The goal of this study was to determine if biomarkers of subclinical myocardial injury and hemodynamic stress identify asymptomatic individuals with left ventricular hypertrophy (LVH) at higher risk for heart failure (HF) and death.
The interaction between LVH, low but detectable cardiac troponin T (cTnT), and elevated N-terminal pro–B-type natriuretic peptide (NT-proBNP) on cardiovascular (CV) outcomes in the general population is unknown.
Participants in the Dallas Heart Study without clinical HF, LV dysfunction, or chronic kidney disease underwent measurement of LV mass by magnetic resonance imaging (MRI), cTnT by highly sensitive assay, and NT-proBNP analysis (n = 2,413). Subjects were stratified according to LVH and by detectable cTnT (≥3 pg/ml) and increased NT-proBNP (>75th age- and sex-specific percentile) levels. For each analysis, participants were categorized into groups based on the presence (+) or absence (–) of LVH and biomarker levels above (+) or below (–) the predefined threshold.
Nine percent of participants were LVH+, 25% cTnT+, and 24% NT-proBNP+. Those LVH+ and cTnT+ and/or NT-proBNP+ (n = 144) were older and more likely to be male, with a greater risk factor burden and more severe LVH compared with those who were LVH+ biomarker– (p < 0.01 for each).

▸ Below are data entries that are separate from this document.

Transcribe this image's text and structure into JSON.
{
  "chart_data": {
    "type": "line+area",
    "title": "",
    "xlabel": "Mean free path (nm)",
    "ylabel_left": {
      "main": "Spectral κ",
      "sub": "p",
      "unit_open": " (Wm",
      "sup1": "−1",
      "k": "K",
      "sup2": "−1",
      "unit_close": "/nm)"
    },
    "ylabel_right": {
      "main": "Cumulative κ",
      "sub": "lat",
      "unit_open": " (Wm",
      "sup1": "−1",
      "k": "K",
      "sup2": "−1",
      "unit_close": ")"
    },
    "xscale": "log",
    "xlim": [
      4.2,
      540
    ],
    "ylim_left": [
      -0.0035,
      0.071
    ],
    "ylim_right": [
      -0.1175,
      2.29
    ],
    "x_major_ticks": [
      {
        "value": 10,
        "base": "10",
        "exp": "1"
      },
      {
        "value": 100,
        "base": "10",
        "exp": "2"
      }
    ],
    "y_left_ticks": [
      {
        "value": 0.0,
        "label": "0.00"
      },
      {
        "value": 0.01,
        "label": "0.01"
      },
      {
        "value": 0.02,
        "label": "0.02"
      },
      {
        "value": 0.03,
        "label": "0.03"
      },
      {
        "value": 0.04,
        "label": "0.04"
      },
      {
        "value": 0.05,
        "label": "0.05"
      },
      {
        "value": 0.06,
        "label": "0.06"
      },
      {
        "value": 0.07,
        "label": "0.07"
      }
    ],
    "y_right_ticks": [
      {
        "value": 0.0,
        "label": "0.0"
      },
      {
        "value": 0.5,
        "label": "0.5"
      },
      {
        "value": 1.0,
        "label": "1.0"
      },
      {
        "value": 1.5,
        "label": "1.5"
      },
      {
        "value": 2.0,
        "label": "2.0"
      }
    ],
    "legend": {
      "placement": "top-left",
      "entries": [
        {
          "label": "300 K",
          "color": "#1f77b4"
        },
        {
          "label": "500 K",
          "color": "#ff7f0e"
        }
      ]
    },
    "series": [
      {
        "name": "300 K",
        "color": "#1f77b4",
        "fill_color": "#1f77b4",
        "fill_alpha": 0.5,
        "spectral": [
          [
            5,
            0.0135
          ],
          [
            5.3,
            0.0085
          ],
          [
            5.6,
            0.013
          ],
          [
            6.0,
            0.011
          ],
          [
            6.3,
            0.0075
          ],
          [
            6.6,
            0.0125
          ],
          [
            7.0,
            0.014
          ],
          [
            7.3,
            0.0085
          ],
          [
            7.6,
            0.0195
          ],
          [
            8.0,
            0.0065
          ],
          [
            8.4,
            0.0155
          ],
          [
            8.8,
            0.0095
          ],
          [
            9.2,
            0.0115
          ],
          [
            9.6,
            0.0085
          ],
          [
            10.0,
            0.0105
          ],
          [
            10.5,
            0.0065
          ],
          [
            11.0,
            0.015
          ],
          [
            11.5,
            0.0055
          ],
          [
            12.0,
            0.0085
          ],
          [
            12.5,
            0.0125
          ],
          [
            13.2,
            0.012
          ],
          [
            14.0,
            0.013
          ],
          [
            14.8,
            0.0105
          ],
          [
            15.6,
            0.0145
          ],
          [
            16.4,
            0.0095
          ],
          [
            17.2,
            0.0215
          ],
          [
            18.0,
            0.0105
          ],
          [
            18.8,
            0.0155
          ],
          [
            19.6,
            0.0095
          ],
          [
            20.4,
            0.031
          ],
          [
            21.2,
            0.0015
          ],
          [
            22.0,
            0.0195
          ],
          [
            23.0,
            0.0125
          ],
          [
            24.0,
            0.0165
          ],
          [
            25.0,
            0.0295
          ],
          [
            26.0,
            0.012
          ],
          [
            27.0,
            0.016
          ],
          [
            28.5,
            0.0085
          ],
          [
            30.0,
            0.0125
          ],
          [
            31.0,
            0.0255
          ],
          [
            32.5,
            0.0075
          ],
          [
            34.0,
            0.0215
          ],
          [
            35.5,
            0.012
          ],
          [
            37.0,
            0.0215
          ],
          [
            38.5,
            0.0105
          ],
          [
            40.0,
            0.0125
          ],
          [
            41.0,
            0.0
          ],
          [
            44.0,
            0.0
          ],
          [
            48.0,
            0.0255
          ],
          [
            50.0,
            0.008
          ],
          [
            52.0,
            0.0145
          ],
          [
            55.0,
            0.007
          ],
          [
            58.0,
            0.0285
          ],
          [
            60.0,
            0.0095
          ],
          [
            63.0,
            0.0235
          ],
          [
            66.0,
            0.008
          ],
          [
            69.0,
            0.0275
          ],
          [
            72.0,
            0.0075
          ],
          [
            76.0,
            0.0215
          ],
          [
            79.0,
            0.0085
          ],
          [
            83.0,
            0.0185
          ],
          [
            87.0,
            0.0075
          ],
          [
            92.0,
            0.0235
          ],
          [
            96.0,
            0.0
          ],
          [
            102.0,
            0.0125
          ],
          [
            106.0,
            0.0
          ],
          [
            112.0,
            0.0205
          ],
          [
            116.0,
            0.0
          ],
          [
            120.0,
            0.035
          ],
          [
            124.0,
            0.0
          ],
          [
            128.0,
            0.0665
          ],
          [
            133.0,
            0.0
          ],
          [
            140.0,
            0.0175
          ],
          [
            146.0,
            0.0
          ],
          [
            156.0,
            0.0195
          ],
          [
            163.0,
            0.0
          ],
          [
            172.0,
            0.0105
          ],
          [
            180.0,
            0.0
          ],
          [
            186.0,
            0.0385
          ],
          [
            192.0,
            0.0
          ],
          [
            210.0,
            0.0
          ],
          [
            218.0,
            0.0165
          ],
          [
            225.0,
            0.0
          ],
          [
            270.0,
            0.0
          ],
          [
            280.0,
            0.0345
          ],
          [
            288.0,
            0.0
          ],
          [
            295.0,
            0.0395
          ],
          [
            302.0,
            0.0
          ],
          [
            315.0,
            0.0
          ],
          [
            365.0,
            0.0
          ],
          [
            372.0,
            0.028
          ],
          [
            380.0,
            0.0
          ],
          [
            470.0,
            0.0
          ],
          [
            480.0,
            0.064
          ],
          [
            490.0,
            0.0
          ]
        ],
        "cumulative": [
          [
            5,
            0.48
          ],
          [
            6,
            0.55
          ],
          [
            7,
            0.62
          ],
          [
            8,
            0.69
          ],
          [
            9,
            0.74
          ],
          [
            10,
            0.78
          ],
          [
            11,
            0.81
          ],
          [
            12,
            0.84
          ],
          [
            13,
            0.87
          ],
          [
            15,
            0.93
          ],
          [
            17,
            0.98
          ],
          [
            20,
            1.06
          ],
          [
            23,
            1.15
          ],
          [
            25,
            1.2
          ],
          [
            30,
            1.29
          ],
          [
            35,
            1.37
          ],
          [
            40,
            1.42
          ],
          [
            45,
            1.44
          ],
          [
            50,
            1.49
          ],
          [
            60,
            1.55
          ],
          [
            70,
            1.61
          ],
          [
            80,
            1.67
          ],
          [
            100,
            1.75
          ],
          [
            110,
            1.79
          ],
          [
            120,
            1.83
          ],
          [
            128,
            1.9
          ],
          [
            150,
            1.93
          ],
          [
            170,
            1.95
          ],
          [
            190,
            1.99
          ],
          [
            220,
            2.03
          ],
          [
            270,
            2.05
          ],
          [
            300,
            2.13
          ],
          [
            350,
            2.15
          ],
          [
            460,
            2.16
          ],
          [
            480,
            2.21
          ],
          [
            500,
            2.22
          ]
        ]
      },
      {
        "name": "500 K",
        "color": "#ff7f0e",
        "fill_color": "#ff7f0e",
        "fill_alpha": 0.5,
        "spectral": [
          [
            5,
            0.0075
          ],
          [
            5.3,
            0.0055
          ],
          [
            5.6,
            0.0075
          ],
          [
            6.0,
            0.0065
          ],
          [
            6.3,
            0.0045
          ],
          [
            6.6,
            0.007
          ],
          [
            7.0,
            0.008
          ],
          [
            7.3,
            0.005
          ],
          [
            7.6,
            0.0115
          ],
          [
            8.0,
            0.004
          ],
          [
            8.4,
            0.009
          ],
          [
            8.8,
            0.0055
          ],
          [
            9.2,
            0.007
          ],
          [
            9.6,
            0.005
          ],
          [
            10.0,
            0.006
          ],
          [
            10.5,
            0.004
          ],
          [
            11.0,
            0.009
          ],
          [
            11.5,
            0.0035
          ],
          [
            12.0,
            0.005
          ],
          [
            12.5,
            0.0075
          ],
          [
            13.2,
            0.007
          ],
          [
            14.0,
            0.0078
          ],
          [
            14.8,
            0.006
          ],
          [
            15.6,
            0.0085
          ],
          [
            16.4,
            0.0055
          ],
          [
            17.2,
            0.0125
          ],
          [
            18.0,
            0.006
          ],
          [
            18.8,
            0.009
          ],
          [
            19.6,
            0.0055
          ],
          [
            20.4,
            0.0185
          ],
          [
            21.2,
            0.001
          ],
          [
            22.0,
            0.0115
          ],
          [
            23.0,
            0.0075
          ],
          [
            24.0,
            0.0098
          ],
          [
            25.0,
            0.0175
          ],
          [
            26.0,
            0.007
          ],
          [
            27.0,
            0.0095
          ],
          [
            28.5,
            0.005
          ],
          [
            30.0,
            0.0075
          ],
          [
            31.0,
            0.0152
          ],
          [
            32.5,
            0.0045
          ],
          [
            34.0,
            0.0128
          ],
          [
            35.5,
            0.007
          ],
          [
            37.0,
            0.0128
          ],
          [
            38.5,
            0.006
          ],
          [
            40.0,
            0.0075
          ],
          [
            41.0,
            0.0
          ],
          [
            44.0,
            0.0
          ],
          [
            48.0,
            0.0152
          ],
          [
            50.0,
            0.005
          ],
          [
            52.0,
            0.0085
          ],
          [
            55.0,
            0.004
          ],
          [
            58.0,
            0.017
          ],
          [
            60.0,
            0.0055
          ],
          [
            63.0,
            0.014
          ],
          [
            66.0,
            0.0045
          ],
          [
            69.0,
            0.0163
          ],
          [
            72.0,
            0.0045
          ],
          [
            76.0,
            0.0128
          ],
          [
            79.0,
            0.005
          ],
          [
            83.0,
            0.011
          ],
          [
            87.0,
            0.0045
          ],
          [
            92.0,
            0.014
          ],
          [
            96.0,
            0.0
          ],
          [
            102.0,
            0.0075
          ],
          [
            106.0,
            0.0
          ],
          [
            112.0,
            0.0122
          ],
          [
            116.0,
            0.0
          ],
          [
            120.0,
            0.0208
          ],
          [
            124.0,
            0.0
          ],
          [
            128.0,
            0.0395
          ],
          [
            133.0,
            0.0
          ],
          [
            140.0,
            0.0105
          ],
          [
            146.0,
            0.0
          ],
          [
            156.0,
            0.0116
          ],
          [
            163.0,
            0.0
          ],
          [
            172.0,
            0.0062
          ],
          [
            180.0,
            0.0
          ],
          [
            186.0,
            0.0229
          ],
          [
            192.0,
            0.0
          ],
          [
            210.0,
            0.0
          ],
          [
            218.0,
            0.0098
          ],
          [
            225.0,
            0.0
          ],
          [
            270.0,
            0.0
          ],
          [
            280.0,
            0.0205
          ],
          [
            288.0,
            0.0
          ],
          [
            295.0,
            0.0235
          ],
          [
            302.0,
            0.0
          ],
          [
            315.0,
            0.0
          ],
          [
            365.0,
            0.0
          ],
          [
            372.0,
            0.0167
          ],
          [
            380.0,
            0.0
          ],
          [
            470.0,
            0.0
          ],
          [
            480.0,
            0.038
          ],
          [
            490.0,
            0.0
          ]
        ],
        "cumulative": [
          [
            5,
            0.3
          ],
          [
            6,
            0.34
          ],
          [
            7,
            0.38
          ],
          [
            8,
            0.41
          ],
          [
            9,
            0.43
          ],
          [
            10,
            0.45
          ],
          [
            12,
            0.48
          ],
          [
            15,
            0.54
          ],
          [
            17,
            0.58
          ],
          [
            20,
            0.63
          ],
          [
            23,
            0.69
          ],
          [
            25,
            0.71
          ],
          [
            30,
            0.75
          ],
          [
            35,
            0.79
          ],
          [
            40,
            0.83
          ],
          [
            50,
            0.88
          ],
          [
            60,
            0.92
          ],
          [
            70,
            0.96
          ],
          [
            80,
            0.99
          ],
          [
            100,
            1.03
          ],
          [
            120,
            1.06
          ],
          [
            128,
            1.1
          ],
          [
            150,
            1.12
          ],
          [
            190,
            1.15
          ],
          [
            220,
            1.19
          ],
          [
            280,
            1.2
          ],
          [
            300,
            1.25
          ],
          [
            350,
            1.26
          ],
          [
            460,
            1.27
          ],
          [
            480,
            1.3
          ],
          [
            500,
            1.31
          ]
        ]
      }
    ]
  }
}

The cumulative incidence of HF or CV death over 8 years among LVH+ cTnT+ was 21% versus 1% (LVH– cTnT–), 4% (LVH– cTnT+), and 6% (LVH+ cTnT–) (p < 0.0001). The interactions between LVH and cTnT (pinteraction = 0.0005) and LVH and NT-proBNP (pinteraction = 0.014) were highly significant. Individuals who were LVH+ and either cTnT+ or NT-proBNP+ remained at >4-fold higher risk for HF or CV death after multivariable adjustment for CV risk factors, renal function, and LV mass compared with those who were LVH– biomarker–.
Minimal elevations in biomarkers of subclinical cardiac injury and hemodynamic stress modify the association of LVH with adverse outcomes, identifying a malignant subphenotype of LVH with high risk for progression to HF and CV death.